After an offline A/B test, clients smoothly move to a “live” online A/B test. The basis is a methodology in which some visitors are assigned one version and others another. The display ratio of one and the other solution is chosen, which can be 50:50. Still, in the beginning, for example, only 80:20, so that the client can make sure that the tested variant is better or the same as the original variant. In the end, both results are relatively compared, and if the input values, for example, the number of sessions, were significant, we can proceed to the evaluation.
The result in less than two weeks
If we were to test particular cases, or if we had an e‑shop with low traffic, the test would take too long because the low number of visits would not be significant enough. It would simply not be possible to determine which of the compared solutions is the winner of the test.
Some clients test for a week, others for months. Considering the size of the traffic and the number of conversions, we can estimate how long the test will take. Subsequently, we will check the result through statistical significance to reduce the risk of an unexpected result. Everything is always defined in advance. So that the beginning and end of the test, as well as the compared metrics and the method of evaluation, are clear. The rules mustn’t be changed “during the game.”
In this case, we had enough input data, good timing, and precise evaluation of the test. The test in Datart took place from 1 to 12 September 2022. In less than two weeks, the necessary data was collected – and it was possible to evaluate the test and determine the winner.
Luigi’s Box as an A/B test winner
The comparative A/B test was deployed on the Czech and Slovak versions of the e‑shop. Both tests differ in some values, as each market in each country works differently when searching.
On both tested e‑shops, the deployment ratio was 50:50. Where 50% of users got the original version of the search, and 50% got the version with Luigi’s Box Search.
The results of both tests were significant according to the chosen methodology.
The main comparative metric was “Conversion rate” – conversion rate from search users.

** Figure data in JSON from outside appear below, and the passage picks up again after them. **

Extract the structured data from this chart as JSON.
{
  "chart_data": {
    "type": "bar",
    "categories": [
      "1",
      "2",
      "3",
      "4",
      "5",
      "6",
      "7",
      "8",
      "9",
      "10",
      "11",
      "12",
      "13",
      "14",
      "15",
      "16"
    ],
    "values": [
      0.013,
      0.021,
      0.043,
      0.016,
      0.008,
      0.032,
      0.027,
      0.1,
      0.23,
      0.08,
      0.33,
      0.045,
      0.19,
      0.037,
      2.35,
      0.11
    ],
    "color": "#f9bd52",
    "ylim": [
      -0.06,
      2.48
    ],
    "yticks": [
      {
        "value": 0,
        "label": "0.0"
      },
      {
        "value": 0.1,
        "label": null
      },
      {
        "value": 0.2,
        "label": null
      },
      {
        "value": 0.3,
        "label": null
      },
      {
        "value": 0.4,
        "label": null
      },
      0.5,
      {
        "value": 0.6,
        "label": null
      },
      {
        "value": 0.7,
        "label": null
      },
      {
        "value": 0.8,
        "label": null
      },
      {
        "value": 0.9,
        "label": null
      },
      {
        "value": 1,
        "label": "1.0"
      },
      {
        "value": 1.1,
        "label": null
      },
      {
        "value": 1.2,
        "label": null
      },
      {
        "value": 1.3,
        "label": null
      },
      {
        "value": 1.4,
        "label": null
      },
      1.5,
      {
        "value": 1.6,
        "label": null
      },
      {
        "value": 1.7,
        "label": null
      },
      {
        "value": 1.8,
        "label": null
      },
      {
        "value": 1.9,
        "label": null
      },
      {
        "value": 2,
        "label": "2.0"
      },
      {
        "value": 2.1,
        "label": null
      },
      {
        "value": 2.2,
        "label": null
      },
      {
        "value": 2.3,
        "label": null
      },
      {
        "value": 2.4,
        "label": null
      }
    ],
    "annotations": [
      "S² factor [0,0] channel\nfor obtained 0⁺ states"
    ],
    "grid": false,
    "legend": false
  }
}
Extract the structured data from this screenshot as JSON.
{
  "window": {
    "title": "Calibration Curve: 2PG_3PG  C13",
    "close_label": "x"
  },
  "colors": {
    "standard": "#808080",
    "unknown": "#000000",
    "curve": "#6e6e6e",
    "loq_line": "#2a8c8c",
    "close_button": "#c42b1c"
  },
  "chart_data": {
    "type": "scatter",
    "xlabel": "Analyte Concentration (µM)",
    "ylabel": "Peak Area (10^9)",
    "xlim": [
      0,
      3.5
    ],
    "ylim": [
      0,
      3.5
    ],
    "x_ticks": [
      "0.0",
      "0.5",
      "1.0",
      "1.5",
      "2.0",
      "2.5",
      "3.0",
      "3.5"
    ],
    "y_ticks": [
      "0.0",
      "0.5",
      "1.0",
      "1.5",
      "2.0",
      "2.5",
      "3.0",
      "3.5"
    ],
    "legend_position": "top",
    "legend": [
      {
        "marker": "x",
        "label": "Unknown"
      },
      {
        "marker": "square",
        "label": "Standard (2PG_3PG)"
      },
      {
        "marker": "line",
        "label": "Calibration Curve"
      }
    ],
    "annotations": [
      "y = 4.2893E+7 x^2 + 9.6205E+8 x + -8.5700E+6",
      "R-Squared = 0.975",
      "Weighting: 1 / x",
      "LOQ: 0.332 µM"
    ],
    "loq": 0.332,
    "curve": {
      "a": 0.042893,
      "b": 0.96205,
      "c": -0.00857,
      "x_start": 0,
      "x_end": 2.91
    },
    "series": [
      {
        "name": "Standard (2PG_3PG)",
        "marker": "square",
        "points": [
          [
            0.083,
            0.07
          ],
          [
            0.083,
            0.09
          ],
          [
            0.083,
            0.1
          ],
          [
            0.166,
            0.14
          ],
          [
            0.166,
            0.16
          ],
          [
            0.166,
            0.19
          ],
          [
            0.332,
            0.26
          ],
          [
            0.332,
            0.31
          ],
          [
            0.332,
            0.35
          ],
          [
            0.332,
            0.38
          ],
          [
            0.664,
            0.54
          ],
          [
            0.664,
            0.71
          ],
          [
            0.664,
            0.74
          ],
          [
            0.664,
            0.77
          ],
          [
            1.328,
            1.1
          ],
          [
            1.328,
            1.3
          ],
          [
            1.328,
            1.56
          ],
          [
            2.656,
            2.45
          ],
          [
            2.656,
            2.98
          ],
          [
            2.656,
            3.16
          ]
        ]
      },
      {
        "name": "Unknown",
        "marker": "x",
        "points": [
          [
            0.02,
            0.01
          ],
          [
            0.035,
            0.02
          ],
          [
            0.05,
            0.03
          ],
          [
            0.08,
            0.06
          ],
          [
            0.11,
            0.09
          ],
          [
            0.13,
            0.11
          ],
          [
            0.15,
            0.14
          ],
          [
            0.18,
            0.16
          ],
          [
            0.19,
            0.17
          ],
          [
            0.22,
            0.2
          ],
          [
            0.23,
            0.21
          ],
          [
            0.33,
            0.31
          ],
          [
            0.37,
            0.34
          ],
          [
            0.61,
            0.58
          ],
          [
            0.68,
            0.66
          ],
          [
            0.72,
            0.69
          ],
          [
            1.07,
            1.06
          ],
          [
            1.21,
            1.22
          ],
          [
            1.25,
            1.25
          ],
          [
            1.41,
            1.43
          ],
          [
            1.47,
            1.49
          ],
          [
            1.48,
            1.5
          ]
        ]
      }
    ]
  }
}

After evaluating the tests, we found that, compared to the original search version, Luigi’s Box Search was demonstrably better on both language versions of the e‑shop.
Another interesting piece of information is that our solution eliminated incorrect results and searches without results for some categories. Luigi’s Box can be a reliable answer if you are solving a similar problem with relevance.
Conclusion
The chosen metrics demonstrated that the artificial intelligence and machine learning used by Luigi’s Box could increase the conversion rate, in this case, by 14-19%. Depending on the segment and search status, the difference in conversion rate can be even higher. Along with the increase in the conversion rate, of course, sales also increased – which is the desired state. After such test results, it is unsurprising that Datart will use Luigi’s Box Search as its search and autocomplete tool on both tested e‑shops.
This example clearly shows that our tool’s years of research and development have a high added value for the client.